Page last updated at 13:39 GMT, Tuesday, 22 July 2008 14:39 UK

Why have oil prices been falling?

New York oil traders
Oil traders are considered to be particularly susceptible to rumours

Oil prices have risen to record levels in recent weeks, with traders in London and New York paying more than $147 a barrel for crude oil at its peak on 11 July.

But since then, prices have fallen on both sides of the Atlantic, dipping almost 13% to a low of $128.23 for a barrel for US light sweet crude on 18 July, and down 10% to $129.66 for Brent crude.

Crude oil prices affect the wholesale cost of the petrol and diesel paid for by the major retailers. A number of those firms have passed on the lower prices to motorists at their forecourts.

Why did oil prices fall last week?

The perception last week that the slowing US economy could trigger a worldwide economic slowdown had clear implications on the expected demand for oil.

Countries such as India and China depend on the US, Europe and Japan as major markets for their manufactured goods and services.

If demand for their goods declines, as is expected, so too will their thirst for the oil and fuel needed to produce the products.

The fundamentals of the oil market don't change every minute
Dr Manouchehr Takin, Centre for Global Energy Studies

Another factor helping to cut oil prices was on the supply side, where there were indications that tensions were easing between oil-producer Iran and the US over its nuclear programme.

This reduced fears that the supply of crude oil from Iran could be interrupted.

Traders also pointed to news that a Chevron oil pipeline in Nigeria had reopened following an attack on it in June.

Are these the only factors that determine oil prices?

No.
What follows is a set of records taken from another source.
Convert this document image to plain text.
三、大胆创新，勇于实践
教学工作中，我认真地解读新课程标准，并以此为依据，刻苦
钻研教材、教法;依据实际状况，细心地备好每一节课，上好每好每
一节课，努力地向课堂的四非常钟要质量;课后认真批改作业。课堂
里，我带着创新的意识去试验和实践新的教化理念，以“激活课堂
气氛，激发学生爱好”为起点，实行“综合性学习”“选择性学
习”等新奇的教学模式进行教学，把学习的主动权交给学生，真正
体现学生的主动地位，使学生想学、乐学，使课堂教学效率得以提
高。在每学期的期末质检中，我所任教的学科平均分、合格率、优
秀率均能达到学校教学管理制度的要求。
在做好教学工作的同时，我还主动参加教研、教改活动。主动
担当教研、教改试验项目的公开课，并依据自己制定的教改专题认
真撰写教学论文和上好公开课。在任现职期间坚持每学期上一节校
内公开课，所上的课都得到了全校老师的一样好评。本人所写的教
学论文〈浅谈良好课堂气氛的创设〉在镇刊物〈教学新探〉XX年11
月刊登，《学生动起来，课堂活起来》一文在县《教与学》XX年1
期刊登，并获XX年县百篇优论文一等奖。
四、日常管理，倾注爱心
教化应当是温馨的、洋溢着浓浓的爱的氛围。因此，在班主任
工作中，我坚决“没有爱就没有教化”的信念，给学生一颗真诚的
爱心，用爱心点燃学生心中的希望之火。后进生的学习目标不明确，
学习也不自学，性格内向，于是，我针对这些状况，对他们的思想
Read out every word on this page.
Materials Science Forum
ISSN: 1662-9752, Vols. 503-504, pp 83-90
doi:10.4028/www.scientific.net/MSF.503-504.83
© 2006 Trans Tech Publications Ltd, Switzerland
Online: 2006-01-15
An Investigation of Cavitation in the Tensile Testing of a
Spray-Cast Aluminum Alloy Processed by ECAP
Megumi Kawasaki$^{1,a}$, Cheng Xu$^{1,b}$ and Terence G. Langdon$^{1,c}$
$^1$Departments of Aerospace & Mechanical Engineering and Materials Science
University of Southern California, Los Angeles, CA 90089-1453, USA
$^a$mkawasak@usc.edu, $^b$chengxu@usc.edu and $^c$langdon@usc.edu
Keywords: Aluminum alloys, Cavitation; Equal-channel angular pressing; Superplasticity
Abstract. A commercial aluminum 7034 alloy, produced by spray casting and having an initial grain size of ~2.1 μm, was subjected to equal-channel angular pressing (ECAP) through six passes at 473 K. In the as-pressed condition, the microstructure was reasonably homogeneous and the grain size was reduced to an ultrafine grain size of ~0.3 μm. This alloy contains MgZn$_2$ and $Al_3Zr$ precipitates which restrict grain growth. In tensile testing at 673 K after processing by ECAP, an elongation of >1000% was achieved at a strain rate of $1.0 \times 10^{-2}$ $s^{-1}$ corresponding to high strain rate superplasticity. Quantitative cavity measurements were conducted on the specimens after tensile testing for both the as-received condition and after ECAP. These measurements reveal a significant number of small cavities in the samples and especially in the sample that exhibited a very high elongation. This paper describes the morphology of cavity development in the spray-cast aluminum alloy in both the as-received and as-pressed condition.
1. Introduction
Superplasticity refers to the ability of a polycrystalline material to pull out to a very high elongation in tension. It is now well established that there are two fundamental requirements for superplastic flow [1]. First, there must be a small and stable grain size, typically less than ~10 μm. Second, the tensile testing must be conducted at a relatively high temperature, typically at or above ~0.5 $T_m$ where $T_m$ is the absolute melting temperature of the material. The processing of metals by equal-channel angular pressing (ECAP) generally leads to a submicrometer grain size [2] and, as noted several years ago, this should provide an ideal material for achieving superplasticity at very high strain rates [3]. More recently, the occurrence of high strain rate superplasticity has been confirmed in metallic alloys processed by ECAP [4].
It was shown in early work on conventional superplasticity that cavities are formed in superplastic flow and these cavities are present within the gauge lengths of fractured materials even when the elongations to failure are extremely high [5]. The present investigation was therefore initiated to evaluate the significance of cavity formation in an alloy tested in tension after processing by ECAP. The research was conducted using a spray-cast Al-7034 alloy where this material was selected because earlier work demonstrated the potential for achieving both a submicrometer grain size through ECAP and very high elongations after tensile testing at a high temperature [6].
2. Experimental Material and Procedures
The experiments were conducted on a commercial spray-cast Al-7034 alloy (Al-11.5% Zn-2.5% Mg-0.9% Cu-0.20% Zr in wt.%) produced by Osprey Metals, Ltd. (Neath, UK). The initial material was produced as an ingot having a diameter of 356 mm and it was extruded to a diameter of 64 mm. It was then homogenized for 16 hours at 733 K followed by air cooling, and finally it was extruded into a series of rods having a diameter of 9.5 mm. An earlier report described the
The price of oil on the international markets is determined by a combination of forces.

There are the so-called fundamental factors of supply and demand which are expected to keep prices high in the longer term.

On the demand side there is the rising need for oil from the ever-expanding economies of India and China, which need more fuel oil to run their factories and more petrol for a growing number of motor vehicles.

On the supply side, there are concerns that it is taking longer than before to develop new oil fields, an average of at least 10 years, so it is difficult to increase output quickly to meet increasing demand.

This is exacerbated by critical shortages of skilled oil engineers, and the limited investments made by many state-owned oil companies who control the vast majority of the world's oil production.

In the even longer term, there are worries that we may be reaching the limits of the world's finite oil resources and that production could begin to fall in the decades to come.

Can these explain the sudden changes in oil prices?

Not really, and crude oil is something of a special case.

Oil is traded on futures markets, making it more vulnerable to the kind of speculation that can move prices by as much as $5 a barrel in a single day.

We've had a correction, but I expect a resurgence in prices in the near-term
Victor Shum, Purvin & Gertz

According to Dr Manouchehr Takin of the Centre for Global Energy Studies this volatility is caused by oil traders.

He says that oil traders are making decisions to buy or sell oil on a minute-by-minute basis, and are much more influenced by rumours and stories than their counterparts trading shares on stock markets.

"Perception is the key word here," he said. "Because the fundamentals of the oil market don't change every minute".

It is the perception of changes in either the demand or supply of oil that drives and fans market rumours.

What's the link between crude costs and pump prices?

The price of crude oil is a significant factor determining the price that retailers pay for their fuel.

As well as the cost of the raw material, the cost of refining the oil also needs to be factored in, as well as the level of demand for the refined product.

According to industry experts Platt's, the wholesale price of fuel also fell substantially last week.

The price of refined diesel, for example, has fallen by 8.3% since it reached an all-time high on 11 July of $1,241 per metric tonne, according to Platt's data .

Is the sudden drop in prices going to keep going?

Well, crude oil prices have been on the way up again this week after traders suggested that Tropical Storm Dolly could affect oil production in the Gulf of Mexico.

Dolly was cited as the primary reason for a $1 rise in the price of a barrel of oil on Tuesday, as oil producers began evacuating some of their staff from facilities that could be in the storm's path.

Tensions between Iran and the international community were also deemed to be rising, dispelling last week's optimism.

And as for one of the key fundamentals of the oil market - demand from China - government figures showed that its imports of crude oil were 3.2% higher in June than a year earlier.

This combination of factors led some to suggest last week's fall in oil prices was only a temporary situation.

"There's been no slowdown in Chinese demand growth, and the Iran situation remains fluid," said energy analyst Victor Shum from Purvin & Gertz.

"We've had a correction, but I expect a resurgence in prices in the near-term."